UW Professor Chairs Prestigious NIH Review Committee

David Fay, a professor in the University of Wyoming Department of Molecular Biology, recently chaired a blue-ribbon advisory panel for the National Institute of Health (NIH). This panel provided advice about how the NIH funds grant proposals.

White man with short brown-gray hair and thick square glasses wearing a gray vest and long-sleeve shirt.
David Fay, who was recently asked to chair an NIH grant review panel.

The NIH’s Center for Scientific Review creates Evaluating Panel Quality in Review (ENQUIRE) panels to ensure that the NIH continues to identify and support high-impact, cutting-edge research. ENQUIRE panels for specific subject areas are assembled about once every eight years. Fay was asked to chair a panel in March 2024 examining the organization of study sections in the areas of developmental and regenerative biology.

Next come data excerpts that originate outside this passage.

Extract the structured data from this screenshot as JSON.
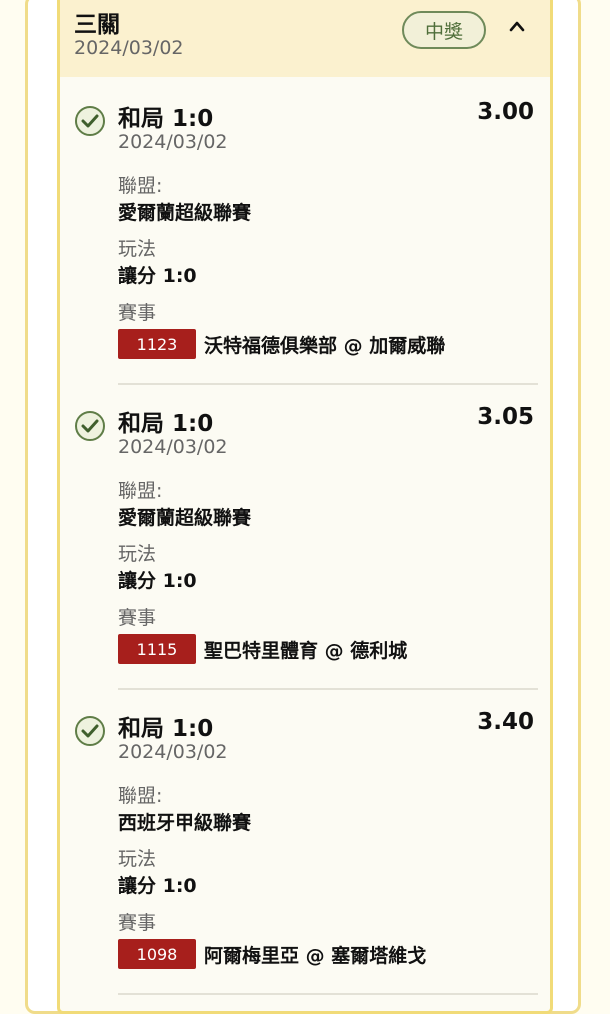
{
  "parlay": {
    "title": "三關",
    "date": "2024/03/02",
    "badge": "中獎"
  },
  "legs": [
    {
      "pick": "和局 1:0",
      "odds": "3.00",
      "date": "2024/03/02",
      "league_label": "聯盟:",
      "league": "愛爾蘭超級聯賽",
      "bet_type_label": "玩法",
      "bet_type": "讓分 1:0",
      "match_label": "賽事",
      "match_id": "1123",
      "match": "沃特福德俱樂部 @ 加爾威聯"
    },
    {
      "pick": "和局 1:0",
      "odds": "3.05",
      "date": "2024/03/02",
      "league_label": "聯盟:",
      "league": "愛爾蘭超級聯賽",
      "bet_type_label": "玩法",
      "bet_type": "讓分 1:0",
      "match_label": "賽事",
      "match_id": "1115",
      "match": "聖巴特里體育 @ 德利城"
    },
    {
      "pick": "和局 1:0",
      "odds": "3.40",
      "date": "2024/03/02",
      "league_label": "聯盟:",
      "league": "西班牙甲級聯賽",
      "bet_type_label": "玩法",
      "bet_type": "讓分 1:0",
      "match_label": "賽事",
      "match_id": "1098",
      "match": "阿爾梅里亞 @ 塞爾塔維戈"
    }
  ],
  "colors": {
    "accent_border": "#f1db78",
    "header_bg": "#fbf1cf",
    "win_green": "#4f6e3a",
    "match_id_red": "#a71f1c"
  }
}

“The NIH is continually trying to update the panels that review grants,” says Fay. “This is done in part because science changes, fields grow and contract, and new areas are always emerging. So, definitions of topic areas that were relevant 10 years ago might not make as much sense today.”

The NIH looks for committee chairs with a strong background in grant review and leadership experience. Fay has served on dozens of study sections over the years and has reviewed several hundred grants during his career. He was instrumental in the creation of the UW Molecular and Cellular Life Sciences Ph.D. program and served as its director for a decade.

Fay has also served as associate director of Wyoming INBRE (IdeA Networks for Biomedical Research Excellence), a program project grant which is funded by the NIH. INBRE aims to help Wyoming build infrastructure for biomedical research and education. As associate director of INBRE, Fay works to support faculty, Ph.D. students and undergraduates in furthering their research goals.

In addition, Fay is a productive scientist whose own research has been supported by competitive external grants since joining UW 23 years ago. He uses the nematode Caenorhabditis elegans, a nonparasitic roundworm, to investigate the function of genes common to humans and nematodes.

Fay’s research provides new avenues for examining human health problems. His current research on nematode genes has helped establish more information on how certain genes implicated in cancer are functioning. In some cases, studying nematode genes may also help identify new strategies to combat nematodes that parasitize humans, livestock, and crops.

“With a distinguished career marked by many significant contributions to developmental and cell biology, Dr. Fay embodies the ideal qualities of a panel chair: deep scientific knowledge, a proven track record of insightful review, and a commitment to fostering scientific innovation,” says Jay Gatlin, head of the Department of Molecular Biology.